Omid - Challenge 10

data-challenges
advanced-exercises
🔰 The question table shows inventory levels for materials required to produce products, with specific combinations (1 A, 2 B, 3 C per product).
Published

March 24, 2026

Illustration for Omid - Challenge 10

Challenge Description

🔰 The question table shows inventory levels for materials required to produce products, with specific combinations (1 A, 2 B, 3 C per product).

Solutions

library(tidyverse)
library(readxl)

input = read_excel("files/CH-0010.xlsx", range = "B2:D17")
test  = read_excel("files/CH-0010.xlsx", range = "G2:H7")

result = input %>%
  mutate(requirements = case_when(
    Material == "A" ~ 1,
    Material == "B" ~ 2,
    Material == "C" ~ 3
  ), product_available = Inventory%/%requirements) %>%
  group_by(Date) %>%
  mutate(min_available = min(product_available), 
         usage = min_available*requirements) %>%
  summarise(usage = sum(usage),
            inventory = sum(Inventory),
            Efficiency_rate = usage/inventory)

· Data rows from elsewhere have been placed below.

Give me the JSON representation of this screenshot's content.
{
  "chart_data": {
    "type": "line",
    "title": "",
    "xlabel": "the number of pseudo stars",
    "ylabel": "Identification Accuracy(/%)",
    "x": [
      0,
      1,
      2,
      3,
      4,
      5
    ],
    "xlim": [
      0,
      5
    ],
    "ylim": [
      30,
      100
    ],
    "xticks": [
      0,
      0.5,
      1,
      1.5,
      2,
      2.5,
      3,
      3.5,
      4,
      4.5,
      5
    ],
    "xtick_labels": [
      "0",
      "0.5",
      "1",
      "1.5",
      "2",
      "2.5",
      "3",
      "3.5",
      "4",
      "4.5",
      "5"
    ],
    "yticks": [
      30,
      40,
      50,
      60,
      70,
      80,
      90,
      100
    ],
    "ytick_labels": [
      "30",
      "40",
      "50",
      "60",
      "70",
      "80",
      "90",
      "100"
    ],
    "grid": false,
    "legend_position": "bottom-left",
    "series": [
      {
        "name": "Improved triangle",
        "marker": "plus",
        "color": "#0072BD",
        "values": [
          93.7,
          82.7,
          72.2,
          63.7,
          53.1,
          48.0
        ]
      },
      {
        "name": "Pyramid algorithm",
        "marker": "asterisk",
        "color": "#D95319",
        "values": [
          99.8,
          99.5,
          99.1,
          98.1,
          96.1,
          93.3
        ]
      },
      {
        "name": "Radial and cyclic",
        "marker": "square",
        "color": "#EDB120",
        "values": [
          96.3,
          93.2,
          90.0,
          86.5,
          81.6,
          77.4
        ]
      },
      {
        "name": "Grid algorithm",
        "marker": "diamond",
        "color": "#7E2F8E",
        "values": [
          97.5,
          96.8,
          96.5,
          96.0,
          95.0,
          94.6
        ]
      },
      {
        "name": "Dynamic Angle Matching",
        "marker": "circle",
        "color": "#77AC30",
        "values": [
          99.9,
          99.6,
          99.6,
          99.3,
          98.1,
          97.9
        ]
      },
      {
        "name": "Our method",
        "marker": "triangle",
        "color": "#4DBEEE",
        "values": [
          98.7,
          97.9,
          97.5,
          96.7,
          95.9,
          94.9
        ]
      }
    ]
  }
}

identical(result$Efficiency_rate, test$`Efficeincy Rate`)
# [1] TRUE

  • Logic:

    • Reads the workbook ranges needed for the challenge

    • Aggregates or ranks values at the relevant grouping level

    • Builds the intermediate columns that drive the final result

  • Strengths:

    • The R solution stays close to the workbook rule and keeps the transformation compact.

  • Areas for Improvement:

    • The code assumes the sheet structure and source ranges remain stable.

  • Gem:

    • The strongest part of the solution is choosing the right intermediate representation before shaping the final output.
import pandas as pd

path = "CH-0010.xlsx"
input_data = pd.read_excel(path, usecols="B:D", skiprows=1, nrows=16)
test = pd.read_excel(path, usecols="G:H", skiprows=1, nrows=6)

requirements_map = {"A": 1, "B": 2, "C": 3}

result = input_data.assign(
    requirements=lambda df: df["Material"].map(requirements_map),
    product_available=lambda df: df["Inventory"] // df["requirements"],
)
result = (
    result.groupby("Date", as_index=False)
    .apply(
        lambda g: pd.Series(
            {
                "usage": (g["product_available"].min() * g["requirements"]).sum(),
                "inventory": g["Inventory"].sum(),
            }
        )
    )
    .reset_index(drop=True)
)
result["Efficiency_rate"] = result["usage"] / result["inventory"]

print(result["Efficiency_rate"].equals(test["Efficeincy Rate"]))

  • Logic:

    • Reads the workbook ranges needed for the challenge

    • Aggregates or ranks values at the relevant grouping level

    • Builds the intermediate columns that drive the final result

  • Strengths:

    • The Python version follows the same rule in a direct dataframe-oriented implementation.

  • Areas for Improvement:

    • The code assumes the workbook layout remains stable, so any sheet redesign would require small adjustments.

  • Gem:

    • The implementation stays close to the original workbook rule instead of adding unnecessary abstraction.

Difficulty Level

This task is moderate:

  • The core logic is clear, but the correct transformation pattern is not obvious from the raw input.

  • The challenge combines multiple reshaping, grouping, or parsing steps.